Mas como a res cogitans poderia conseguir atuar sobre o corpo? Se temos uma vontade de mexer o braço e daí mexemos o braço, como fizemos isso? O que propõe Furtado (p. 50) é que a alma tem uma corporalidade intrínseca que a permite interpretar as ocorrências do corpo físico e agir sobre ele por meio da própria vivência interior da res cogitans. “O corpo não pode unir-se à alma sem que seus movimentos se afetem interiormente através dela porque só ela possui interioridade” (p. 51). Entretanto, a alma não pode agir sem corpo, pois qualquer movimento que seja implica materialidade, embora possamos conceber uma consciência realizando atos de consciência e sem corpo. Mas ainda que haja essa necessidade do corpo, o fundamento da corporalidade faz parte da estrutura interna da alma. E, no que diz respeito à verdade do que se apresenta na corporalidade da alma, ela é tão verdade quanto quando a alma realiza a auto-afecção do cogito. Essa união da alma com o corpo é uma união de duas unidades: a unidade do eu (da vida egológica) com a unidade do corpo absoluto. Descartes acredita que alma se une a todo corpo sem ser extensa por todo o corpo; por isso, a unidade do eu é com a unidade do corpo absoluto, e não com o corpo físico. E essa união dá-se do seguinte modo: a unidade interior do corpo absoluto é a unidade do eu.

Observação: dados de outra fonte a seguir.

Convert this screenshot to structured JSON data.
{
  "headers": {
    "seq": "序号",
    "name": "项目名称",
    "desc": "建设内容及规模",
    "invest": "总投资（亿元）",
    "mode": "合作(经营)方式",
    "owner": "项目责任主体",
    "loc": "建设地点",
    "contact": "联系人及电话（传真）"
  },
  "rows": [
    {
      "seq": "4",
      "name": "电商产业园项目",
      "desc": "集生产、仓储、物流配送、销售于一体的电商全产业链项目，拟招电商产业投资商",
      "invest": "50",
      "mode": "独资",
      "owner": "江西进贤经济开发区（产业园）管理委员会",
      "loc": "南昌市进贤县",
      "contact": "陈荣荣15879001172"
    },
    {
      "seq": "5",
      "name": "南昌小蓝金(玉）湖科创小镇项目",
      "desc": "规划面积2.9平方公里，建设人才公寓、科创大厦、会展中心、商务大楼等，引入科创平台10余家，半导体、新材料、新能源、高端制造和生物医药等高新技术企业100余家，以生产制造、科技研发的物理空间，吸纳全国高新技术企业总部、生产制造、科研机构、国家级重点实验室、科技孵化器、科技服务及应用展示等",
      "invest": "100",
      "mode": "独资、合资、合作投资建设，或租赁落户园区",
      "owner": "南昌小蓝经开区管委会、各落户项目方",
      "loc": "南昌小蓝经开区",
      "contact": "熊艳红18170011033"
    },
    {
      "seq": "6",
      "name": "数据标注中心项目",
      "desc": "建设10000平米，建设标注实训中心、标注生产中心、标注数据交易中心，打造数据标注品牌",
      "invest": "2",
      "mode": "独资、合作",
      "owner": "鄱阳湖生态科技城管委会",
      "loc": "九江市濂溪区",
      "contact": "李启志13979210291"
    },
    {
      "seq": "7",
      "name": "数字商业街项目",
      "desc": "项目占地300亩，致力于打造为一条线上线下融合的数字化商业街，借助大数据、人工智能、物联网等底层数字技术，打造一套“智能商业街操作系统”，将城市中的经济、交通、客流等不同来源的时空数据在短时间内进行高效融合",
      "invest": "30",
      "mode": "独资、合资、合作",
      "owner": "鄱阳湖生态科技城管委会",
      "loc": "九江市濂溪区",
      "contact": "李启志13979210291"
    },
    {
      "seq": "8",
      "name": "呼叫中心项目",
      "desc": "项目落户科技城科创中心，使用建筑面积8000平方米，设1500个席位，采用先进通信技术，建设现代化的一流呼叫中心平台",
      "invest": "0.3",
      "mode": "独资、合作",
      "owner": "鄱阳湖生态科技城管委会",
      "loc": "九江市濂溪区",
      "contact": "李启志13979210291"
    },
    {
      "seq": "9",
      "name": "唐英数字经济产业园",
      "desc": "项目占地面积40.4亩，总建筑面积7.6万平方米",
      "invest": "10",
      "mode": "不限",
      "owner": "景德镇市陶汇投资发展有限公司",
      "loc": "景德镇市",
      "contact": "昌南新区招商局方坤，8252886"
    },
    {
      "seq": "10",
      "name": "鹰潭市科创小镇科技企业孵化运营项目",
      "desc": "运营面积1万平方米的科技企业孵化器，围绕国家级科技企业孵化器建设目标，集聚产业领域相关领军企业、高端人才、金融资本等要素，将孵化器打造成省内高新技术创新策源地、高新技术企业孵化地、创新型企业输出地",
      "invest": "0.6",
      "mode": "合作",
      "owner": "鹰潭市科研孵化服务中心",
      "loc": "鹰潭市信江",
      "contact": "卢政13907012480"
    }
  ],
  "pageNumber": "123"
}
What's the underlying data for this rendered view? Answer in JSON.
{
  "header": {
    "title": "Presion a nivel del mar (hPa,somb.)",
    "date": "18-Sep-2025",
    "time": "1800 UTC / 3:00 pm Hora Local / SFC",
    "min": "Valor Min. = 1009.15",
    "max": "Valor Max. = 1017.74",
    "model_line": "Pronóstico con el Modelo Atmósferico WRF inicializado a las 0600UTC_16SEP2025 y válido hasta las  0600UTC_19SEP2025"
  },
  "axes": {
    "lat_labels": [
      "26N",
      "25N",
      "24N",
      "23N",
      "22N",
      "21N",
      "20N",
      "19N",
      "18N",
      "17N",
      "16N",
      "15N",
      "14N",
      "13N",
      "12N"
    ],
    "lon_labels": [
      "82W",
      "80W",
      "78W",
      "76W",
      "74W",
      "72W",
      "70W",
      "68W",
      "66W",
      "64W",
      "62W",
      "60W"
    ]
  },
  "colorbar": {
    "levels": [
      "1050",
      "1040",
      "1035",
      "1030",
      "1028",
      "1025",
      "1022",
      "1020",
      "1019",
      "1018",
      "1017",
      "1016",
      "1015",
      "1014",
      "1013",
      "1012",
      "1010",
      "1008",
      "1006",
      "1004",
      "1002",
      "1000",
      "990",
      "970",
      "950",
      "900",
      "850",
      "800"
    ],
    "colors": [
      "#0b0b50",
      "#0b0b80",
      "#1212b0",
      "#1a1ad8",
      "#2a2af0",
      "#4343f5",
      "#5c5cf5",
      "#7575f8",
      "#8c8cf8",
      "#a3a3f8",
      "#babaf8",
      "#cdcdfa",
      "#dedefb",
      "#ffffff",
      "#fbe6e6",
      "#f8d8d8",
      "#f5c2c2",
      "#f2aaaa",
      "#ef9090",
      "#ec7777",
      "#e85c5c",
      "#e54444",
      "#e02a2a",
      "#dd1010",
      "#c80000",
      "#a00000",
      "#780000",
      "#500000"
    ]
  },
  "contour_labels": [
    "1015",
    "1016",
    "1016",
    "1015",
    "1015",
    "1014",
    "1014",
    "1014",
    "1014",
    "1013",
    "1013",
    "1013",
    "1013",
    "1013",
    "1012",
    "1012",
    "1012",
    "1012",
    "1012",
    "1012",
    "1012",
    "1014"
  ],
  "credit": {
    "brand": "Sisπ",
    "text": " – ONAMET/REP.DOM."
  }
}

Referências Bibliográficas

Henry, Michel. “O começo cartesiano e a idéia de fenomenologia”; col. Textos Clássicos de Filosofia; tr. Adelino Cardoso. Covilha: Universidade da Beira Interior, 2008.
Furtado, José Luís. A carnalidade do cogito: fenomenologia do cartesianismo. Apostila do Curso de Graduação em Filosofia – Disciplina Ontologia. Ouro Preto: Universidade Federal de Ouro Preto, 1997.

* As indicações entre parênteses que somente contêm o número da página referem-se a Furtado, 1997.
[1] A vida egológica de Furtado (p. 45ss) é o que Henry (2008) chama de “vida fenomenológica transcendental”. E este último a chama assim, pois pensa que a vida é o que se experimenta apenas a si mesmo e não é nenhum processo físico, e que sua essência (a essência da vida) é a auto-revelação e a auto-doação. A vida fenomenológica transcendental, ou seja, a vida egológica, é o que Descartes chamava de Cogitatio.
[2] A noção de verdade aqui utilizada é a verdade como aletheia, onde um objeto pode ser verdadeiro ou pode ser ilusório; é a verdade como desvelamento da physis. E ela geralmente é oposta por muitos fenomenólogos, incluindo Furtado e Heidegger, à noção de verdade como adequação da coisa ao intelecto.